Le projet Interreg Italie-Suisse IN3ViE organise les 25 mai et 3 juin 2026 deux réunions de formation en ligne sur le tourisme inclusif et accessible, adressées aux résidents, voyagistes, commerçants, hôteliers et bénévoles des associations locales des territoires concernés.
Les réunions, qui se dérouleront de 20h00 à 21h30, s’inscrivent dans le cadre des activités de sensibilisation du projet, qui concerne la Vallée d’Aoste, le Piémont et le Valais, avec un budget de 1.522.945,60 euros et une contribution supplémentaire de la Suisse de 170.000 francs.
Le programme des réunions
La première réunion, le 25 mai, présente le cadre général du tourisme accessible : données du marché et opportunités économiques, règles de base pour un accueil correct et respectueux, réglementation de référence, et la perspective du tourisme accessible comme droit et ressource pour le développement durable des territoires.
Le second rendez-vous, le 3 juin, entre dans le vif du sujet : les paramètres d’accessibilité des hébergements et des destinations touristiques, avec une attention particulière aux handicaps moteurs, sensoriels et intellectuels, et les bonnes pratiques pour le développement d’offres de tourisme inclusif.
Le contexte du projet
IN3ViE est financé par le programme Interreg Italie-Suisse et est coordonné par la région autonome du Vallée d’Aoste (département du tourisme, du sport et du commerce). Les partenaires sont la Haute école spécialisée de Suisse occidentale (HES-SO Valais-Wallis), la région du Piémont, les communes d’Alagna Valsesia, Formazza, Verrayes et Issogne, ainsi que plusieurs organisations et fondations touristiques du canton du Valais : Anniviers Tourisme, Crans-Montana Tourisme & Congrès, Sierre Tourisme, Fondation Emera et le Lac Souterrain de St-Léonard.
Le projet est basé sur la Classification internationale du fonctionnement, du handicap et de la santé de 2001 de l’Organisation mondiale de la santé, qui a déplacé l’accent de l’état clinique de la personne vers l’interaction entre la personne et son environnement.

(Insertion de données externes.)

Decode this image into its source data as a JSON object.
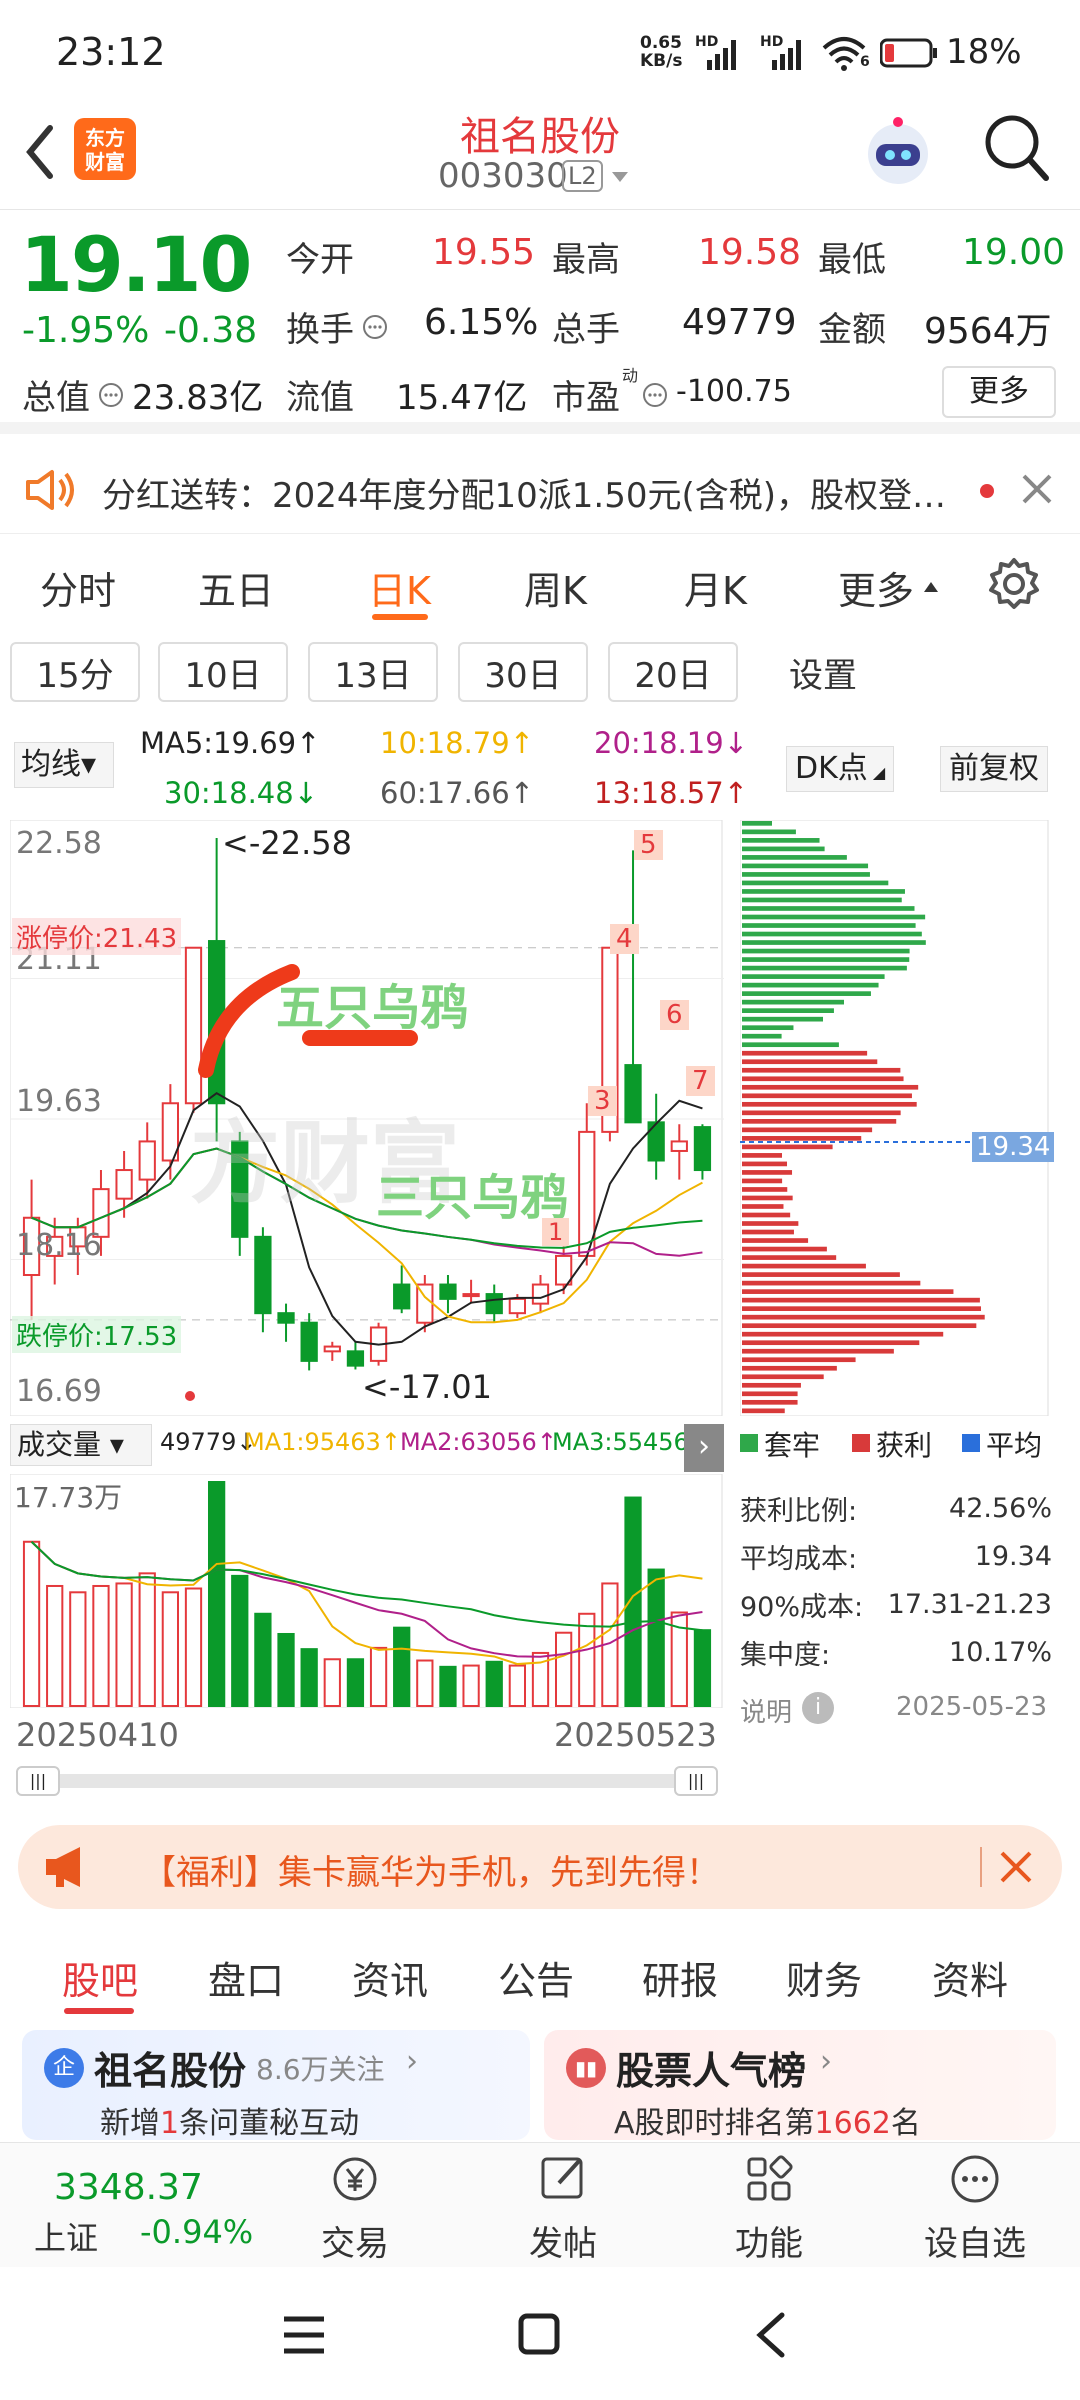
{
  "status": {
    "time": "23:12",
    "net_speed_top": "0.65",
    "net_speed_bottom": "KB/s",
    "hd1": "HD",
    "hd2": "HD",
    "wifi_num": "6",
    "battery": "18%"
  },
  "header": {
    "title": "祖名股份",
    "code": "003030",
    "level": "L2",
    "logo_line1": "东方",
    "logo_line2": "财富"
  },
  "quote": {
    "price": "19.10",
    "change_pct": "-1.95%",
    "change": "-0.38",
    "open_label": "今开",
    "open": "19.55",
    "high_label": "最高",
    "high": "19.58",
    "low_label": "最低",
    "low": "19.00",
    "turnover_label": "换手",
    "turnover": "6.15%",
    "volume_label": "总手",
    "volume": "49779",
    "amount_label": "金额",
    "amount": "9564万",
    "mcap_label": "总值",
    "mcap": "23.83亿",
    "float_label": "流值",
    "float": "15.47亿",
    "pe_label": "市盈",
    "pe_sup": "动",
    "pe": "-100.75",
    "more": "更多"
  },
  "notice": {
    "text": "分红送转：2024年度分配10派1.50元(含税)，股权登…"
  },
  "ktabs": [
    "分时",
    "五日",
    "日K",
    "周K",
    "月K",
    "更多"
  ],
  "periods": [
    "15分",
    "10日",
    "13日",
    "30日",
    "20日",
    "设置"
  ],
  "ma": {
    "select": "均线",
    "ma5": "MA5:19.69↑",
    "ma10": "10:18.79↑",
    "ma20": "20:18.19↓",
    "ma30": "30:18.48↓",
    "ma60": "60:17.66↑",
    "ma13": "13:18.57↑",
    "dk": "DK点",
    "fq": "前复权"
  },
  "kchart": {
    "y_labels": [
      "22.58",
      "21.11",
      "19.63",
      "18.16",
      "16.69"
    ],
    "high_mark": "<-22.58",
    "low_mark": "<-17.01",
    "limit_up": "涨停价:21.43",
    "limit_down": "跌停价:17.53",
    "annot1": "五只乌鸦",
    "annot2": "三只乌鸦",
    "watermark": "方财富",
    "nums": [
      "1",
      "3",
      "4",
      "5",
      "6",
      "7"
    ]
  },
  "vol": {
    "select": "成交量",
    "v": "49779↓",
    "ma1": "MA1:95463↑",
    "ma2": "MA2:63056↑",
    "ma3": "MA3:55456↓",
    "max": "17.73万",
    "date_start": "20250410",
    "date_end": "20250523"
  },
  "dist": {
    "avg_tag": "19.34",
    "legend": [
      "套牢",
      "获利",
      "平均"
    ],
    "stats": [
      {
        "label": "获利比例:",
        "value": "42.56%"
      },
      {
        "label": "平均成本:",
        "value": "19.34"
      },
      {
        "label": "90%成本:",
        "value": "17.31-21.23"
      },
      {
        "label": "集中度:",
        "value": "10.17%"
      }
    ],
    "note": "说明",
    "date": "2025-05-23"
  },
  "banner": {
    "text": "【福利】集卡赢华为手机，先到先得！"
  },
  "tabs2": [
    "股吧",
    "盘口",
    "资讯",
    "公告",
    "研报",
    "财务",
    "资料"
  ],
  "cards": {
    "c1_badge": "企",
    "c1_title": "祖名股份",
    "c1_follow": "8.6万关注",
    "c1_sub_pre": "新增",
    "c1_sub_num": "1",
    "c1_sub_post": "条问董秘互动",
    "c2_title": "股票人气榜",
    "c2_sub_pre": "A股即时排名第",
    "c2_sub_num": "1662",
    "c2_sub_post": "名"
  },
  "bottom": {
    "index_value": "3348.37",
    "index_name": "上证",
    "index_change": "-0.94%",
    "items": [
      "交易",
      "发帖",
      "功能",
      "设自选"
    ]
  },
  "colors": {
    "up": "#e4393c",
    "down": "#0a9a2a",
    "accent": "#ff6a1a"
  },
  "chart_data": {
    "type": "candlestick",
    "ylim": [
      16.69,
      22.58
    ],
    "candles": [
      {
        "o": 18.0,
        "h": 19.0,
        "l": 17.53,
        "c": 18.6
      },
      {
        "o": 18.2,
        "h": 18.6,
        "l": 17.9,
        "c": 18.4
      },
      {
        "o": 18.3,
        "h": 18.6,
        "l": 18.0,
        "c": 18.5
      },
      {
        "o": 18.4,
        "h": 19.1,
        "l": 18.2,
        "c": 18.9
      },
      {
        "o": 18.8,
        "h": 19.3,
        "l": 18.6,
        "c": 19.1
      },
      {
        "o": 19.0,
        "h": 19.6,
        "l": 18.8,
        "c": 19.4
      },
      {
        "o": 19.2,
        "h": 20.0,
        "l": 19.0,
        "c": 19.8
      },
      {
        "o": 19.8,
        "h": 21.43,
        "l": 19.7,
        "c": 21.43
      },
      {
        "o": 21.5,
        "h": 22.58,
        "l": 19.4,
        "c": 19.8
      },
      {
        "o": 19.4,
        "h": 19.5,
        "l": 18.2,
        "c": 18.4
      },
      {
        "o": 18.4,
        "h": 18.5,
        "l": 17.4,
        "c": 17.6
      },
      {
        "o": 17.6,
        "h": 17.7,
        "l": 17.3,
        "c": 17.5
      },
      {
        "o": 17.5,
        "h": 17.6,
        "l": 17.0,
        "c": 17.1
      },
      {
        "o": 17.2,
        "h": 17.3,
        "l": 17.1,
        "c": 17.25
      },
      {
        "o": 17.2,
        "h": 17.3,
        "l": 17.01,
        "c": 17.05
      },
      {
        "o": 17.1,
        "h": 17.5,
        "l": 17.05,
        "c": 17.45
      },
      {
        "o": 17.9,
        "h": 18.1,
        "l": 17.6,
        "c": 17.65
      },
      {
        "o": 17.5,
        "h": 18.0,
        "l": 17.4,
        "c": 17.9
      },
      {
        "o": 17.9,
        "h": 18.0,
        "l": 17.6,
        "c": 17.75
      },
      {
        "o": 17.8,
        "h": 17.95,
        "l": 17.7,
        "c": 17.8
      },
      {
        "o": 17.8,
        "h": 17.9,
        "l": 17.5,
        "c": 17.6
      },
      {
        "o": 17.6,
        "h": 17.8,
        "l": 17.55,
        "c": 17.75
      },
      {
        "o": 17.7,
        "h": 18.0,
        "l": 17.6,
        "c": 17.9
      },
      {
        "o": 17.9,
        "h": 18.3,
        "l": 17.8,
        "c": 18.2
      },
      {
        "o": 18.2,
        "h": 19.8,
        "l": 18.1,
        "c": 19.5
      },
      {
        "o": 19.5,
        "h": 21.43,
        "l": 19.4,
        "c": 21.43
      },
      {
        "o": 20.2,
        "h": 22.45,
        "l": 19.8,
        "c": 19.6
      },
      {
        "o": 19.6,
        "h": 19.9,
        "l": 19.0,
        "c": 19.2
      },
      {
        "o": 19.3,
        "h": 19.58,
        "l": 19.0,
        "c": 19.4
      },
      {
        "o": 19.55,
        "h": 19.58,
        "l": 19.0,
        "c": 19.1
      }
    ],
    "volume": [
      13,
      9.5,
      9,
      9.5,
      9.7,
      10.5,
      9,
      9.3,
      17.73,
      10.3,
      7.3,
      5.7,
      4.5,
      3.7,
      3.7,
      4.6,
      6.2,
      3.6,
      3.1,
      3.2,
      3.5,
      3.2,
      4.2,
      5.8,
      7.3,
      9.7,
      16.5,
      10.8,
      7.4,
      6
    ]
  }
}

La logique du projet découle de cette approche : il ne s’agit pas d’adapter l’offre touristique existante aux personnes handicapées comme une solution palliative, mais de repenser l’accueil pour qu’il réponde aux besoins de tous les visiteurs, avec des répercussions positives également sur la réputation des destinations et la désaisonnalisation des flux.
Le projet comprend des ajustements d’infrastructure dans les municipalités participantes, des mesures de formation et de communication. Parallèlement aux réunions en ligne, le projet a déjà lancé des sessions de formation en personne pour les opérateurs du secteur. Une première journée s’est tenue le 19 novembre 2025 au MegaMusée – Musée archéologique contemporain d’Aoste, suivie d’une seconde le 25 mars 2026 au même endroit. Les sessions d’une journée étaient destinées aux guides touristiques, aux accompagnateurs, aux opérateurs de musées, aux bénévoles, aux administrateurs locaux et au personnel chargé de la promotion du tourisme.
Un marché sous-évalué
La décision d’investir dans le tourisme accessible répond également aux données du marché. Selon le Réseau européen pour le tourisme accessible, l’Europe compte 127 millions de clients potentiels handicapés. Les personnes handicapées ont tendance à voyager avec deux accompagnateurs ou plus, à rester plus longtemps et à voyager principalement en basse saison, ce qui contribue à la diversification des flux au fil des saisons. La Commission européenne a estimé que l’impact économique du tourisme accessible est positif pour les économies locales, avec une dépense moyenne par touriste supérieure à la moyenne générale.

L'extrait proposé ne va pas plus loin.